Los tomates y los morrones parecen nacidos para exhibirse panza al sol en las canastas, sensuales de fulgores y perezas, pero en realidad los tomates empiezan a vivir su vida cuando se mezclan con el orégano, la sal y el aceite, y los morrones no encuentran su destino hasta que el calor del horno les deja en carne viva y las bocas nuestras los muerden con ganas.
Las especias forman, en el mercado, un mundo aparte. No hay carne que no se excite y eche jugos, carne de vaca o de pez, de cerdo o de cordero, cuando la penetran las especias. Nosotros tenemos siempre presente que de no haber sido por las especias no hubiéramos nacido en América y nos hubiera faltado magia en la mesa y en los sueños. Al fin y al cabo, fueron ellas las que empujaron a Cristóbal Colón y a Simbad el Marino.
Las hojitas de laurel tienen una linda manera de quebrarse en tu mano antes de caer suavemente sobre la carne asada o los ravioles. Te gustan mucho el romero y la verbena, la nuez moscada, la albahaca y la canela, pero nunca sabrás si es por los aromas, los sabores o los nombres. El perejil, especia de los pobres, lleva una ventaja sobre todas las demás: es la única que llega al plato verde y viva y húmeda de gotitas frescas.”

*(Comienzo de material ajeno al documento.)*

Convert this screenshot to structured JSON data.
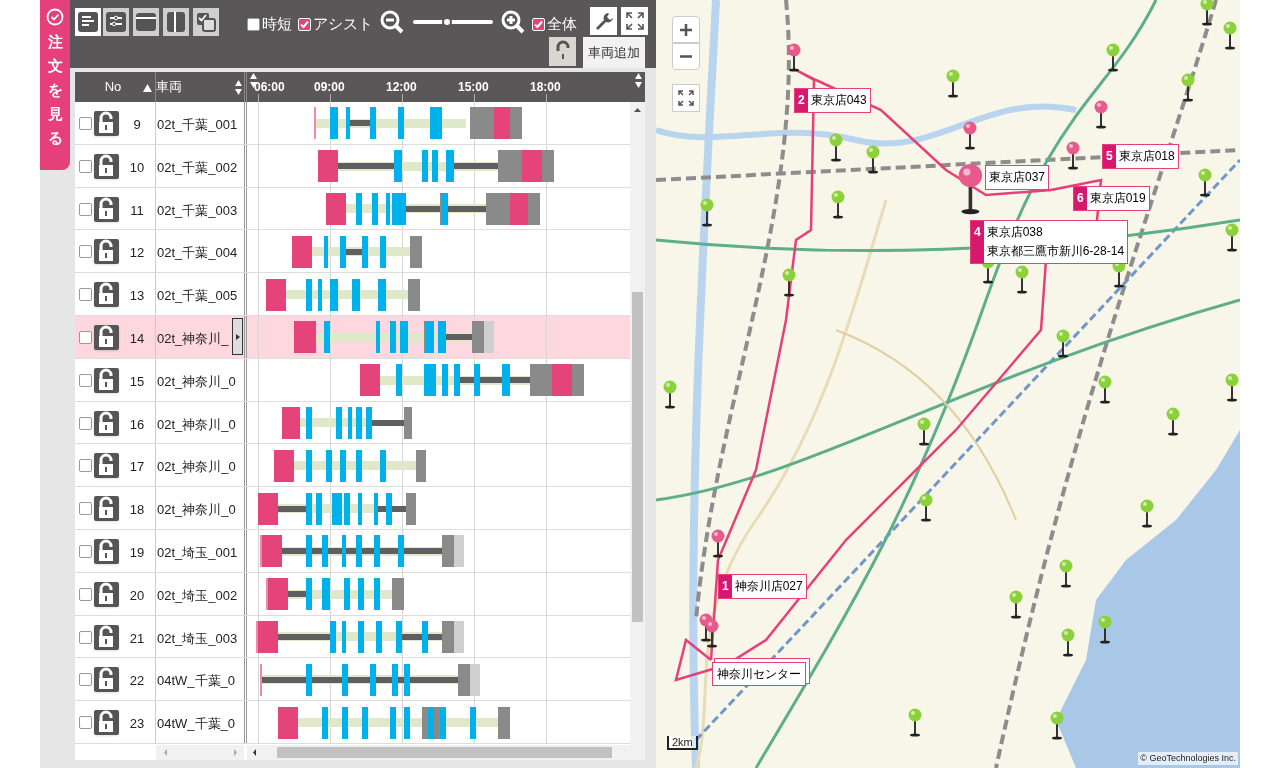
{
  "sidebar_tab": {
    "label": "注文を見る"
  },
  "toolbar": {
    "views": [
      {
        "kind": "list",
        "selected": true
      },
      {
        "kind": "split",
        "selected": false
      },
      {
        "kind": "panel",
        "selected": false
      },
      {
        "kind": "columns",
        "selected": false
      },
      {
        "kind": "copy",
        "selected": false
      }
    ],
    "options": [
      {
        "label": "時短",
        "checked": false
      },
      {
        "label": "アシスト",
        "checked": true
      }
    ],
    "zoom": {
      "level": 0.42
    },
    "all_option": {
      "label": "全体",
      "checked": true
    },
    "lock": {
      "locked": false
    },
    "add_vehicle_button": "車両追加"
  },
  "table": {
    "columns": [
      {
        "label": "No",
        "sorted": true
      },
      {
        "label": "車両",
        "sorted": false
      }
    ],
    "ticks": [
      "06:00",
      "09:00",
      "12:00",
      "15:00",
      "18:00"
    ],
    "rows": [
      {
        "no": "9",
        "vehicle": "02t_千葉_001",
        "checked": false,
        "locked": false,
        "selected": false
      },
      {
        "no": "10",
        "vehicle": "02t_千葉_002",
        "checked": false,
        "locked": false,
        "selected": false
      },
      {
        "no": "11",
        "vehicle": "02t_千葉_003",
        "checked": false,
        "locked": false,
        "selected": false
      },
      {
        "no": "12",
        "vehicle": "02t_千葉_004",
        "checked": false,
        "locked": false,
        "selected": false
      },
      {
        "no": "13",
        "vehicle": "02t_千葉_005",
        "checked": false,
        "locked": false,
        "selected": false
      },
      {
        "no": "14",
        "vehicle": "02t_神奈川_",
        "checked": false,
        "locked": false,
        "selected": true
      },
      {
        "no": "15",
        "vehicle": "02t_神奈川_0",
        "checked": false,
        "locked": false,
        "selected": false
      },
      {
        "no": "16",
        "vehicle": "02t_神奈川_0",
        "checked": false,
        "locked": false,
        "selected": false
      },
      {
        "no": "17",
        "vehicle": "02t_神奈川_0",
        "checked": false,
        "locked": false,
        "selected": false
      },
      {
        "no": "18",
        "vehicle": "02t_神奈川_0",
        "checked": false,
        "locked": false,
        "selected": false
      },
      {
        "no": "19",
        "vehicle": "02t_埼玉_001",
        "checked": false,
        "locked": false,
        "selected": false
      },
      {
        "no": "20",
        "vehicle": "02t_埼玉_002",
        "checked": false,
        "locked": false,
        "selected": false
      },
      {
        "no": "21",
        "vehicle": "02t_埼玉_003",
        "checked": false,
        "locked": false,
        "selected": false
      },
      {
        "no": "22",
        "vehicle": "04tW_千葉_0",
        "checked": false,
        "locked": false,
        "selected": false
      },
      {
        "no": "23",
        "vehicle": "04tW_千葉_0",
        "checked": false,
        "locked": false,
        "selected": false
      }
    ]
  },
  "map": {
    "stops": [
      {
        "number": "1",
        "name": "神奈川店027"
      },
      {
        "number": "2",
        "name": "東京店043"
      },
      {
        "name": "東京店037"
      },
      {
        "number": "4",
        "name": "東京店038",
        "address": "東京都三鷹市新川6-28-14"
      },
      {
        "number": "5",
        "name": "東京店018"
      },
      {
        "number": "6",
        "name": "東京店019"
      }
    ],
    "depot": {
      "name": "神奈川センター"
    },
    "scale": "2km",
    "attribution": "© GeoTechnologies Inc."
  }
}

domingo, 30 de octubre de 2011

Pancitos suaves con relleno de pollo y queso

Ideales para acompañar con una cerveza bien helada....

Ingredientes:
para la masa
  • Levadura, 50 g.
  • Azúcar, 1 cdita tamaño té.
  • Agua tibia, 1 taza tamaño té.
  • Harina 000: 600 g.
  • Papas cocidas y reducidas a puré: 500 g.
  • Sal: 1 cda. sopera.
  • Aceite: 1/2 pocillo.
  • Huevo (para pincelar): 1
  • Manteca (para la placa): cantidad necesaria.
Para el relleno
  • Cebolla picada y rehogada: 1
  • Tomate perita, pelado, sin semillas y picado: 1
  • Sal y pimienta blanca: a gusto
  • Perejil picado: 1 cda. sopera
  • Suprema de pollo cocida y desmenuzada: 1
  • Queso fresco cortado en cubitos: 100 g.

Preparación:
Masa.  Colocar la levadura, el azúcar y medio pocillo de agua en un bol. Dejar espumar durante 10 minutos en un lugar cálido. Colocar la harina, el puré de papas y la sal en otro bol. Mezclar. Hacer un hueco y colocar el aceite y la levadura espumada en el centro. Comenzar a unir los ingredientes del centro a la mezcla de harina y papas a medida de que se va incorporando el agua, de a poco. Amasar hasta formar una masa lisa. Formar un bollo y dejar reposar durante 15 minutos en un lugar cálido.
Relleno. Colocar los ingredientes en un bol. Mezclar bien y condimentar. Reservar.
Armado. Volcar la masa sobre la mesa y dividirla en 20 partes iguales. Hacer bollos y dejar reposar durante 10 minutos en un lugar cálido. Aplanar cada bollito con las manos o rodillo y colocar una cucharada sopera de relleno en el centro. Llevar los bordes hacia el centro para cerrarlos y presionar. Poner en una placa metálica enmantecada con el cierre hacia abajo.
Dejar que dupliquen su volumen. Pincelar con huevo y cocinar en horno precalentado a temperatura moderada a caliente por 20 minutos aproximadamente.